With that some of those cloud providers are charging per-instance,
automatic hot standby is really not a given, but that could just be me :slight_smile:

We use Amazon and are happy with them. With them, you would have to set
up your own failover operation but it's absolutely doable. They give you
all the tools you need (load balancing, EBS, etc) but it's up to you to
make it happen. We use their load-balancing feature with HTTP but it
looks like you could do it with any service (DNS, etc). As a result,
when they had their last huge outage (a whole datacenter), we lost some
of our instances but our customer-facing services remained available.

Their support options are pretty good but you have to shell out for a
package to get them on the phone. Pricing for that is tied to how much
of their resources you are using.

-- Ben

We have found it effective at least for things like DNS and MX-backup to simply swap some VPS and/or physical colo with another ISP outside our geographic area. Both protocols are designed for that kind of redundancy. Definitely has limitations, but is also probably the cheapest solution.

- Mike

> We have been using Rackspace Cloud Servers. We just realized that
> they have absolutely no redundancy or failover after experiencing
> a outage that lasted more than 6 hours yesterday. I am appalled
> that they would offer something called "cloud" without having any
> failover at all.
>
> Basic requirements:
>
> 1. Full redundancy with instant failover to other hypervisor hosts
> upon hardware failure (I thought this was a given!)

This is actually a much harder problem to solve than it sounds, and
gets progressively harder depending on what you mean by "failover".

At the very least, having two physical hosts capable of running your
VM requires that your VM be stored on some kind of SAN (usually
iSCSI based) storage system. Otherwise, two hosts have no way of
accessing your VM's data if one were to die. This makes things an
order of magnitude or higher more expensive.

This does not have to be true at all. Even having a fully fault-tolerant SAN in addition to spare servers should not cost much more than having separate RAID arrays inside each of the server, when you are talking about 1,000s of server (which Rackspace certainly has)

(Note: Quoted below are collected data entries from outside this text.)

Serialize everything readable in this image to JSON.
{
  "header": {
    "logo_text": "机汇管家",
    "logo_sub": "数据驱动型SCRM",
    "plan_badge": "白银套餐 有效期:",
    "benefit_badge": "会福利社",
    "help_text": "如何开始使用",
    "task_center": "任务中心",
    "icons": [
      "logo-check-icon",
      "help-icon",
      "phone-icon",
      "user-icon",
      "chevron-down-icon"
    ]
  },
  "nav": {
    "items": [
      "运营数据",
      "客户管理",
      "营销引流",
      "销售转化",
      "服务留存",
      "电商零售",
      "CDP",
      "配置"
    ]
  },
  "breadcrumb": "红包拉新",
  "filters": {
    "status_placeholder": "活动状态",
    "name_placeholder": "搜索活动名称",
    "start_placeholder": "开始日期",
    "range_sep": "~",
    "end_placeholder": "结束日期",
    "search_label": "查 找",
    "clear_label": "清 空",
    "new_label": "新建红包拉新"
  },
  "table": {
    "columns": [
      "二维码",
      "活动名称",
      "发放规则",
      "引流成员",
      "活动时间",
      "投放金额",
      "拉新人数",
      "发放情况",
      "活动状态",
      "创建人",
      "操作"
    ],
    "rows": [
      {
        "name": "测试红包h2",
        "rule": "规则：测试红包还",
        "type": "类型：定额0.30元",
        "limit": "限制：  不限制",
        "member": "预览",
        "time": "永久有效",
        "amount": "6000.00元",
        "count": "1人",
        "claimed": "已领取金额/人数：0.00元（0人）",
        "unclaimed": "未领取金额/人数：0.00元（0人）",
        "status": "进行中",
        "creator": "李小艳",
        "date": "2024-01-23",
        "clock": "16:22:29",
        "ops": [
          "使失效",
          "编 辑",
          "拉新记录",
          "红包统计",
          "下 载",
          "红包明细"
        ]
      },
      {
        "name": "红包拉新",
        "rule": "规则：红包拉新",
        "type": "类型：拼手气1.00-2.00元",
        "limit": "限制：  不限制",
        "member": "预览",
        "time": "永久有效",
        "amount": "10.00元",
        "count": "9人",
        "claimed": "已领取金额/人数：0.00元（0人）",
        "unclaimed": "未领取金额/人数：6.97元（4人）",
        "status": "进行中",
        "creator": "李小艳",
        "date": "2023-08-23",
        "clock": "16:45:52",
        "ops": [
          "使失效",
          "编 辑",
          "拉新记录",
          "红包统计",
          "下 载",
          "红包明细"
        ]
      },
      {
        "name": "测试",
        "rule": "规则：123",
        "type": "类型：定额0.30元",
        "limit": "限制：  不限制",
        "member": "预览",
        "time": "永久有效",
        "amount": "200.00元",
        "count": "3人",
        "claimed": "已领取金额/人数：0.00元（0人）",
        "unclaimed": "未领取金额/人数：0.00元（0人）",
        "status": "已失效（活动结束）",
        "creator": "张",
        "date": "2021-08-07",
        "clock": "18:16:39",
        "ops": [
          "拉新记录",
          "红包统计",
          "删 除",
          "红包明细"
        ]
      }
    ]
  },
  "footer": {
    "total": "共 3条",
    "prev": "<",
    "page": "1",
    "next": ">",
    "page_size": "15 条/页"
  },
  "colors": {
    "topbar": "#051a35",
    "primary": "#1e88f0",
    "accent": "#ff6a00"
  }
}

But then all you've really done is moved your single point of failure
to the SAN. Small SANs aren't economical, so you end up having tons
of customers on one SAN. If it dies tons of VMs are suddenly down.
So you now need a redundant SAN capable of live-mirroring everyone's
data. These aren't cheap either, and add a lot of complexity to
things. (How to handle failover if it died mid-write, who has the
most recent data after a total blackout, etc)

NetApp. HA heads. Done. Add a DR site with replication, and you can survive a site failure, and be back up and running in less than an hour. I would think that the big datacenter guys already have this type of thing set up.

And this is really just saying "If hardware fails, i want my VM to
reboot on another host." If what you're defining high availability
to mean "even if a physical host fails, i don't want a second of
downtime, my VM can't reboot" you want something like VMware's ESXi
High Availability modules where your VM is actually running on two
hosts at once, running in lock-step with each other so if one fails
the other takes over transparently. Licenses for this are
ridiculously expensive, and requires some reasonably complex
networking and storage systems.

I don't need that kind of HA, and understand that it is not going to be available. 15 minutes of downtime is fine. 6 hours is completely unacceptable, and it false advertising to say you have a "Cloud" service, and then have the realization that you could have *indefinite* downtime.

And I still haven't touched on having to make sure both physical
hosts capable of running your VM are on totally independent
switches/power/etc, the SAN has multiple interfaces so it's not all
going through one switch, etc.

That is all just basic datacenter design. I have that level of redundancy with my extremely small datacenter. I only have 2 hypervisor hosts running around 12 VMs.

I also haven't run into anyone deploying a
high-availability/redundant system where they haven't accidentally
ended up with a split-brain scenario (network isolation causes the
backup node to think it's live, when the primary is still running).
Carefully synchronizing things to prevent this is hard and fragile.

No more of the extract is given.